Health & Development
Washington Awarded $25 Million Grant to Expand Home-Visiting Services in At-Risk Communities
Washington is one of 10 states that received a competitive federal grant to expand voluntary home-visiting services to families in some of the state’s most at-risk communities. Over the next three years, Washington is expected to receive about $25 million from the Maternal, Infant, and Early Childhood Home Visiting Program. In the first year, $6.6 million will directly support 545 families in some of the state’s most at-risk communities.
“That Washington won one of these competitive grants speaks to our strong state-level partnerships and the strong support of our Governor and Legislature for home visiting,” said Department of Early Learning Director Bette Hyde. “These dollars will help us serve more families who choose to participate, and in turn help more children in Washington grow up healthy and ready to succeed in school and life.”

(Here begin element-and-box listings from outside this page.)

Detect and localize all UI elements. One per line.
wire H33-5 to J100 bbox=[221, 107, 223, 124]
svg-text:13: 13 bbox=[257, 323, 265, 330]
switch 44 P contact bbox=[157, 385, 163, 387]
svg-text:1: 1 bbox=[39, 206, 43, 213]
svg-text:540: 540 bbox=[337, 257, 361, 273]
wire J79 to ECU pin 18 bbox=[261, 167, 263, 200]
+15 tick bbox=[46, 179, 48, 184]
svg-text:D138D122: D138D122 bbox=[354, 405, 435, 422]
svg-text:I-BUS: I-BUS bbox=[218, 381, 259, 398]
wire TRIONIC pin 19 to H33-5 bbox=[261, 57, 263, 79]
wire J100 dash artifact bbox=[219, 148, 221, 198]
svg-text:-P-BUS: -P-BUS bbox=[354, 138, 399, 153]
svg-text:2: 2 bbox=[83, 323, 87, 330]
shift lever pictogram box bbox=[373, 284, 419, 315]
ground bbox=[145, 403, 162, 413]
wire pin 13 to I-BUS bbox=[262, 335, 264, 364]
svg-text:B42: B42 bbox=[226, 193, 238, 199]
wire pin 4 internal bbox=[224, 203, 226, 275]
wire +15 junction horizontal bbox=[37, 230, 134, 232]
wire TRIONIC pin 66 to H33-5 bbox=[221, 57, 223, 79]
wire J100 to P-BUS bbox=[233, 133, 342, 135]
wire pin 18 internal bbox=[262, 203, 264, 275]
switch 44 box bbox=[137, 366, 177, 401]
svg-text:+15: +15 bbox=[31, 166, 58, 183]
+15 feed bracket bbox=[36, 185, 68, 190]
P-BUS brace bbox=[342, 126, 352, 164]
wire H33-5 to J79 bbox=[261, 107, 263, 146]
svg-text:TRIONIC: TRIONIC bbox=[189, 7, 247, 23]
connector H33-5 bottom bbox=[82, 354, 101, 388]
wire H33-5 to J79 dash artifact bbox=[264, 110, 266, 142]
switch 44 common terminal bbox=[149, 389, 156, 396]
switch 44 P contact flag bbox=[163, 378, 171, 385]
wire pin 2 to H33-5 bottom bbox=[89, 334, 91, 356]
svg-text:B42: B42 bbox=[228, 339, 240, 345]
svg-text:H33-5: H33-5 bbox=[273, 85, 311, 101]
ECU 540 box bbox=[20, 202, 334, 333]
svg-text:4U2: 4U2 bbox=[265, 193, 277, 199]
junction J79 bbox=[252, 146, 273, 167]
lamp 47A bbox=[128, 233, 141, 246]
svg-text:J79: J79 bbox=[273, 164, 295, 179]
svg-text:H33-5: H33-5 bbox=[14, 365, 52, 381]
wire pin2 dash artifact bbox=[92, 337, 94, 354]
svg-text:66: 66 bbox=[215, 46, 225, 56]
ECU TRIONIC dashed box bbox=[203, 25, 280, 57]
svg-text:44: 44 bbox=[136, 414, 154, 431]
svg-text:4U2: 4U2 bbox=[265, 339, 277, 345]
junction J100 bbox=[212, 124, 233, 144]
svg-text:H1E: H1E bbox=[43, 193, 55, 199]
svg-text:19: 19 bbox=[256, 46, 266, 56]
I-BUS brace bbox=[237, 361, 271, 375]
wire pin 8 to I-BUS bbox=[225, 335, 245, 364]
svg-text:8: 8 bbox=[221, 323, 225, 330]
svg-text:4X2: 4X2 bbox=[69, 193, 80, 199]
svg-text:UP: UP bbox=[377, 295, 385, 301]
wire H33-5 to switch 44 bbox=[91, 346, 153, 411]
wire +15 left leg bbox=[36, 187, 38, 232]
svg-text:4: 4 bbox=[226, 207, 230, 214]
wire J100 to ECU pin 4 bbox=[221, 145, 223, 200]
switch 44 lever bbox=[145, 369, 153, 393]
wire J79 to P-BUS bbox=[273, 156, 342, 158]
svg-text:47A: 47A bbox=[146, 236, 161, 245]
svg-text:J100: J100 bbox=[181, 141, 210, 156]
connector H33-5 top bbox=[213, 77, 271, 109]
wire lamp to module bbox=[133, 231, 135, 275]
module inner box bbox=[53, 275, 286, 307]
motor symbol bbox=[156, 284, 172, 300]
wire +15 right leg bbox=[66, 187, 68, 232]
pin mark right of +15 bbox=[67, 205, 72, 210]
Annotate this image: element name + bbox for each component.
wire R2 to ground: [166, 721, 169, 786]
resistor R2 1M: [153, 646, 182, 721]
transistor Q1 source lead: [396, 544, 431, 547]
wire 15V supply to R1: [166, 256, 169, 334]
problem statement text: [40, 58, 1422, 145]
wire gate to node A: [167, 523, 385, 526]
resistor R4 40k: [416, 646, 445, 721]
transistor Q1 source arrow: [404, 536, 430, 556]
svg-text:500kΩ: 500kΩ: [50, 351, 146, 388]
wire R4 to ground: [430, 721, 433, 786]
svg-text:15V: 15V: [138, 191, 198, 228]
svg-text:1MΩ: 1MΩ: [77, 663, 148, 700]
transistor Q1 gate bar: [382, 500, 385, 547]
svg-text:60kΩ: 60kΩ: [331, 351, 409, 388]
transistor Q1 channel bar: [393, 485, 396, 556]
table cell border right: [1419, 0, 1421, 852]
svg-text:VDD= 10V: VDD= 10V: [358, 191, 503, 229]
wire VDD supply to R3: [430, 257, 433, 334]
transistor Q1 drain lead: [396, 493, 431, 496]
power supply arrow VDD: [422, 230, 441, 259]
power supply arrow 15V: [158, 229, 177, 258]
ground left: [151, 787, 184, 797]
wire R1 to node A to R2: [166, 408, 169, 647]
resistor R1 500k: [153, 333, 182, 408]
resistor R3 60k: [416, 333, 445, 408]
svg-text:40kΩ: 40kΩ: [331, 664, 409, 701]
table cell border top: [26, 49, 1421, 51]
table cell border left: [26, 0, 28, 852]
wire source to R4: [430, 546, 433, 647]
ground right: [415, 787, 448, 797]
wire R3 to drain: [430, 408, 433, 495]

Home visits are a voluntary service in which nurses or other trained professionals offer information and support related to healthy child and family development. Depending on the program, these visits in the family’s home can happen during pregnancy up to a child’s fifth birthday. Evidence shows that for families receiving home-based support, their children are born healthier and are less likely to suffer from abuse or neglect.

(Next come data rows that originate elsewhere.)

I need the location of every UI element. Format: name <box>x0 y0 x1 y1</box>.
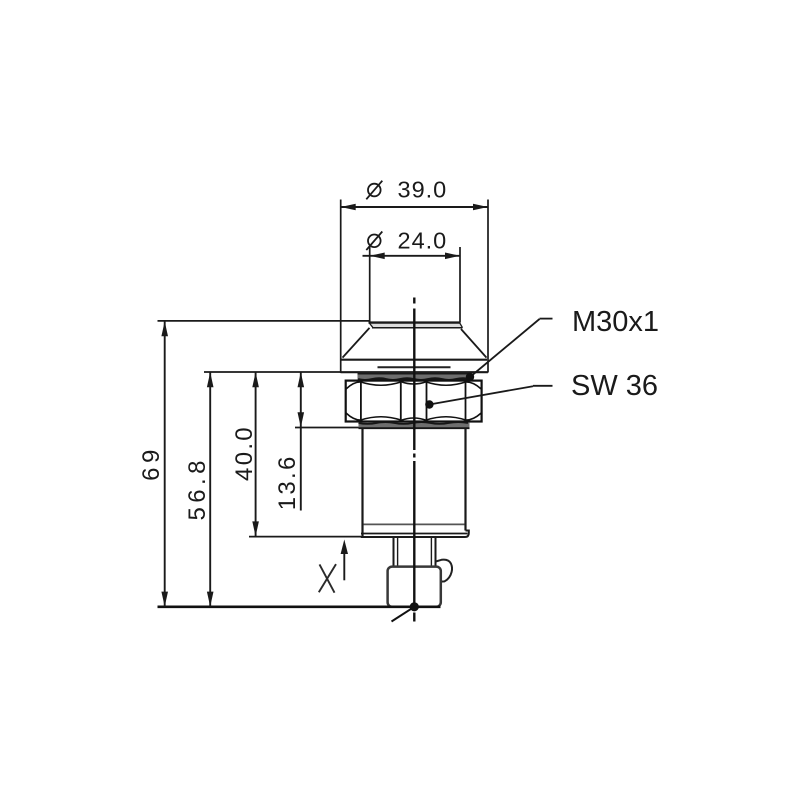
svg-text:SW 36: SW 36 <box>571 370 658 402</box>
svg-text:56.8: 56.8 <box>184 456 211 520</box>
svg-text:39.0: 39.0 <box>398 176 448 202</box>
svg-text:24.0: 24.0 <box>398 228 448 254</box>
svg-text:69: 69 <box>138 445 165 481</box>
svg-text:13.6: 13.6 <box>274 454 301 510</box>
svg-text:40.0: 40.0 <box>231 425 258 481</box>
svg-text:M30x1: M30x1 <box>572 306 659 338</box>
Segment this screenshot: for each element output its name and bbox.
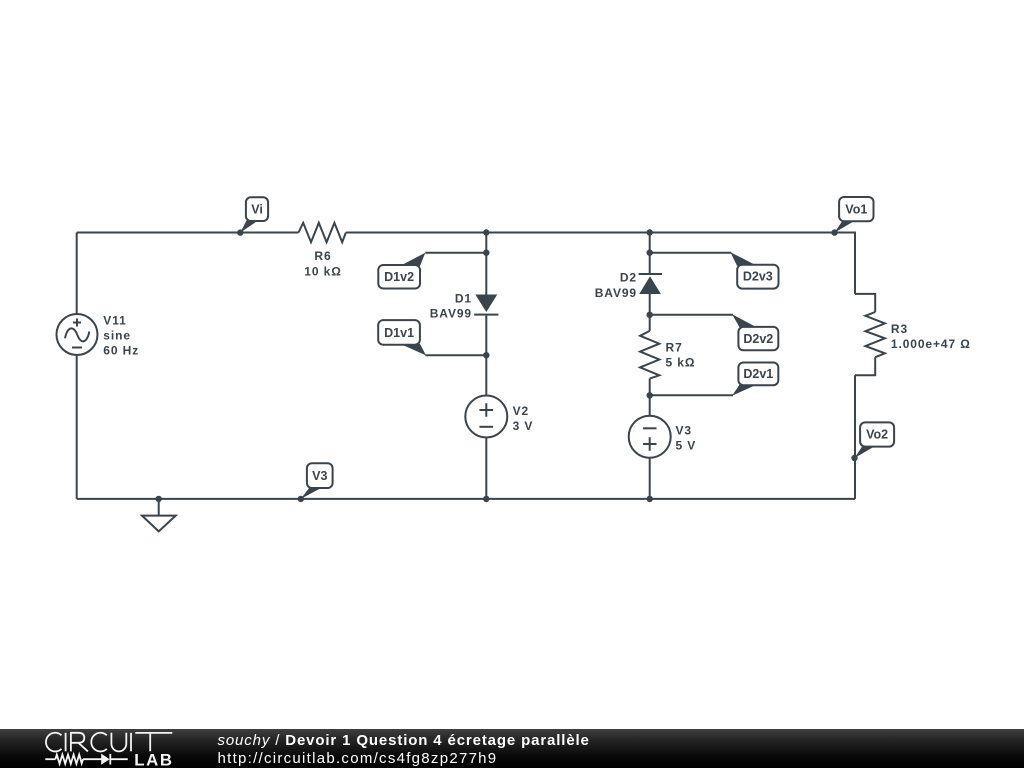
svg-text:10 kΩ: 10 kΩ [304, 265, 341, 279]
svg-text:Vi: Vi [251, 203, 263, 217]
svg-text:V2: V2 [513, 404, 529, 418]
wire middle branch D2/R7/V3 vertical [649, 232, 651, 499]
resistor R3 [855, 294, 875, 312]
node flag D1v2 [378, 253, 425, 289]
svg-text:D2v2: D2v2 [743, 332, 773, 346]
svg-text:souchy / Devoir 1 Question 4 é: souchy / Devoir 1 Question 4 écretage pa… [218, 732, 590, 749]
svg-text:Vo2: Vo2 [866, 428, 888, 442]
wire right rail lower [854, 375, 856, 499]
voltage source V11 [57, 314, 98, 355]
wire middle branch D1/V2 vertical [485, 232, 487, 499]
wire D2v1 stub [650, 394, 733, 396]
svg-text:D2v3: D2v3 [743, 270, 773, 284]
svg-text:V3: V3 [676, 424, 692, 438]
node top junction D2 [647, 229, 653, 235]
node top junction D1 [483, 229, 489, 235]
svg-text:V3: V3 [312, 469, 327, 483]
node flag D2v1 [732, 363, 778, 396]
node flag D2v3 [730, 252, 778, 288]
svg-text:Vo1: Vo1 [845, 202, 867, 216]
svg-text:BAV99: BAV99 [595, 286, 637, 300]
ground [158, 499, 160, 516]
node flag V3 [301, 463, 333, 499]
node Vo1 junction [831, 229, 837, 235]
node D1v2 junction [483, 250, 489, 256]
node Vo2 junction [851, 455, 857, 461]
node flag Vo2 [855, 422, 895, 458]
wire D1v1 stub [425, 354, 486, 356]
node V3 flag junction [298, 496, 304, 502]
node ground junction [156, 496, 162, 502]
diode D1 [475, 295, 497, 313]
svg-text:1.000e+47 Ω: 1.000e+47 Ω [891, 337, 971, 351]
resistor R7 [640, 331, 659, 379]
svg-text:R7: R7 [666, 341, 683, 355]
node flag D1v1 [378, 320, 426, 355]
wire D2v2 stub [650, 314, 733, 316]
svg-text:D1v2: D1v2 [384, 270, 414, 284]
wire right rail upper [854, 232, 856, 294]
svg-text:BAV99: BAV99 [430, 306, 472, 320]
node flag Vo1 [835, 197, 874, 233]
node bottom junction V3 [647, 496, 653, 502]
node D2v2 junction [647, 312, 653, 318]
wire bottom rail [77, 498, 855, 500]
node Vi junction [237, 229, 243, 235]
svg-text:http://circuitlab.com/cs4fg8zp: http://circuitlab.com/cs4fg8zp277h9 [218, 750, 498, 767]
svg-text:5 kΩ: 5 kΩ [666, 356, 696, 370]
voltage source V3 [629, 416, 671, 458]
node bottom junction V2 [483, 496, 489, 502]
svg-text:D2: D2 [620, 270, 637, 284]
wire D1v2 stub [425, 252, 486, 254]
logo diode triangle [101, 754, 109, 765]
svg-text:5 V: 5 V [676, 439, 697, 453]
svg-text:D2v1: D2v1 [743, 367, 773, 381]
svg-text:V11: V11 [103, 313, 126, 327]
svg-text:D1: D1 [455, 291, 472, 305]
node D2v1 junction [647, 392, 653, 398]
svg-text:60 Hz: 60 Hz [103, 343, 139, 357]
node flag Vi [240, 197, 268, 232]
logo wordmark CIRCUIT [46, 733, 172, 752]
svg-text:LAB: LAB [134, 751, 173, 768]
wire left rail [76, 233, 78, 499]
wire top rail Vi to Vo1 corner [77, 232, 855, 234]
resistor R6 [299, 223, 346, 242]
node flag D2v2 [732, 314, 778, 350]
node D2v3 junction [647, 250, 653, 256]
voltage source V2 [465, 396, 507, 438]
node D1v1 junction [483, 352, 489, 358]
footer bar [0, 729, 1024, 768]
svg-text:R3: R3 [891, 322, 908, 336]
logo resistor-diode glyph [45, 754, 128, 765]
svg-text:R6: R6 [314, 249, 331, 263]
diode D2 [639, 273, 662, 275]
wire D2v3 stub [650, 252, 732, 254]
svg-text:D1v1: D1v1 [384, 326, 414, 340]
svg-text:3 V: 3 V [513, 419, 534, 433]
svg-text:sine: sine [103, 328, 131, 342]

Making home visiting available to at-risk families is a key strategy in Washington’s 10-year Early Learning Plan. Right now, only 2 to 11 percent of eligible families receive evidence-based home visiting services. In 2010, the state Legislature created the Home Visiting Services Account as a way to match and leverage public and private dollars to fund, support and evaluate more evidence-based and promising home visiting programs in the state’s most vulnerable communities. As a result – and with today’s award – Washington now invests six times more money in home visiting services than it did just two years ago.